EL DORADO, Kan. — An inmate has been stabbed numerous times during a fight at a south-central Kansas prison that was the scene of an hours-long disturbance last month.
Kansas Department of Corrections spokesman Todd Fertig said in a written statement that the victim received “several puncture wounds in an inmate-on-inmate altercation” around 7 p.m. Wednesday at the El Dorado Correctional Facility. He said the inmate received initial treatment at the prison before being transferred to an outside medical facility for “further evaluation and treatment.”

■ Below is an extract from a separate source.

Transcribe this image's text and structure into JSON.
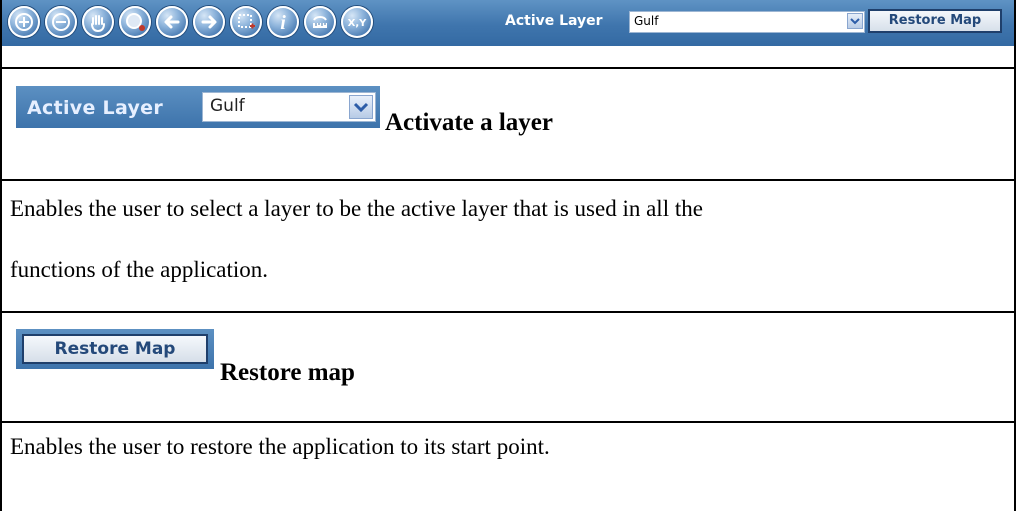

Fertig told The Associated Press Thursday that he could not comment on the inmate’s condition or provide more information on ongoing investigations.
No other staff or inmate injuries were reported. The department is investigating the incident.
“I’m not surprised when there is a large number of staffing vacancies,” Robert Choromanski, executive director of the Kansas Organization of State Employees, told The Associated Press. “It is hard to monitor the number of inmates.”
The stabbing came less than a month after a June 29 disturbance, which Choromanski said began when some prisoners refused to return to their cell houses. Choromanski said inmates controlled parts of the prison at that time, including the gym, the yard and the kitchen. An emergency log book that The Kansas City Star reviewed suggests at least one prisoner obtained a weapon and that inmates fought. Fertig said last week that no department weapons ever were possessed by the inmates.
Even before the disturbance, the union had been complaining about understaffing as the prison population grew. The department said there were 94 staff vacancies at the El Dorado lockup as of July 5; Choromanski insisted the vacancies were as high as 125.
Choromanski also raised fresh concerns in an email this week to corrections officials and several lawmakers, saying that staff members are being asked to participate in online training while working, which would not allow them to attentively supervise offenders. He also highlighted a list of changes a correctional staffer suggested to improve safety, which included increasing the number of workers supervising inmates, improving training and boosting wages.